Antes de que lo borren de la plataforma, y cambien el PDF (puede cambiarse a distancia), aquí están los “capture”, para que nunca se crea que fue una ilusión:

Figura 1: Conclusiones donde se explica que no se puede endorsar la condición de hambruna y habla de la poca convergencia de las evidencias

Figura 2: Donde se explica que las kilocalorías son mucho más altas y que estuvieron disponibles a la población

Figura 3: Donde se critica el método utilizado y, con ello, las conclusiones llevadas hasta entonces por Naciones Unidas

Figura 4. Donde se aumenta la disponibilidad calórica hasta 109%, e incluso hasta 157%, si se incorpora el sector comercial (los mercados y negocios de Gaza fueron excluidos del cálculo y se testifica que están llenos)

Con estas groseras manipulaciones, Naciones Unidas preparará nuevamente las pruebas con las que la Corte Penal Internacional acusará a Israel, como hizo antes, sin derecho a su defensa. Estas son las “pruebas contundentes” de las que hablaba el fiscal Karim Khan, y por las cuales pidió, de manera prevaricante, que se le retirara a Israel el derecho al principio de proporcionalidad (que es un exabrupto, porque es el centro mismo del Estatuto de Roma).

Es deseable para este artículo, terminar con las palabras de la jueza Sebutinde, quien se colocó valientemente en contra de la acusación del fiscal Khan, y dejó por sentado que Israel ha presentado en muchas ocasiones sus informes de defensa y que no han sido, ni mínimamente, considerados por la Corte.
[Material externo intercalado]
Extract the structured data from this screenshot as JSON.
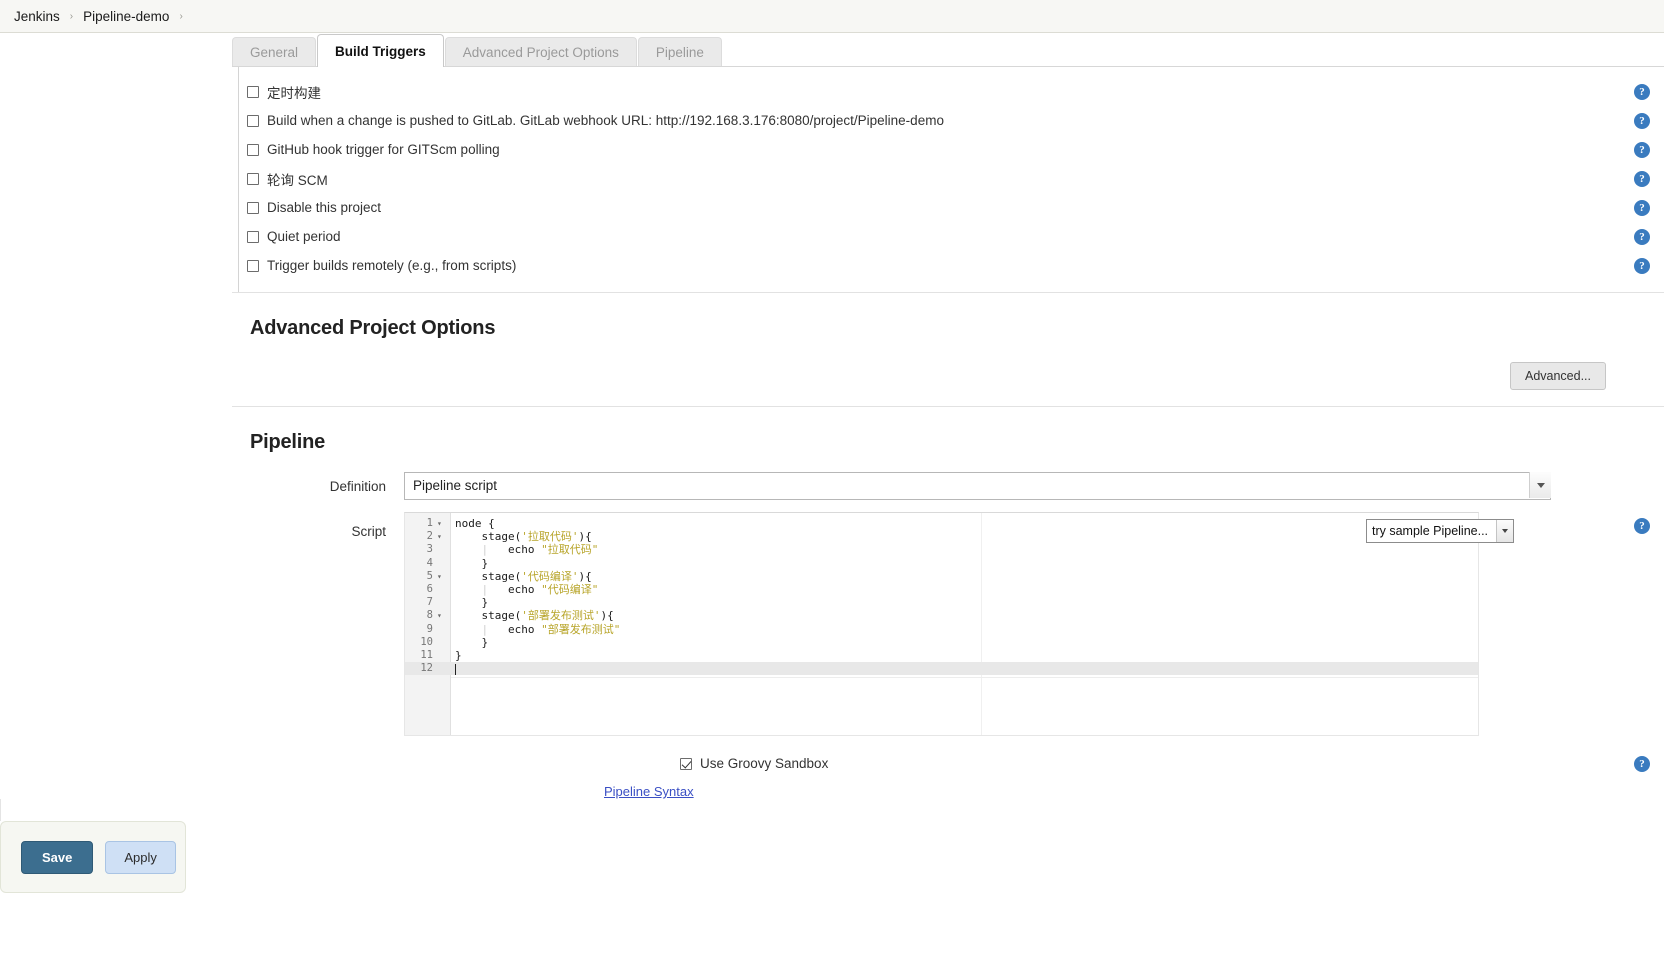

Sebutinde acusa a la Corte de querer imponer sus puntos de vista en contra del acusado:

“Por último, he votado en contra de la última medida que exige la presentación de un informe más por parte de Israel. En vista del número de informes que la Corte ya ha ordenado a Israel presentar, esta medida podría verse como otro esfuerzo de la Corte para hacer cumplir sus órdenes existentes, lo cual es un poder que no posee.”


[1] Calculado solo con la tasa de mortalidad infantil revelada en el 2016, pues las posteriores fueron silenciadas. Esta tasa se estima mucho mayor en los años siguientes hasta el 2024.

[2] El cálculo de la FAO es un simple giro hacia atrás: sumó las cifras desde el 2005 hasta el 2013, obvió la crisis que se inició en los años 2009 y 2011, y dio un premio por haber cumplido los objetivos “con dos años de anticipación”. La década posterior simplemente desapreció.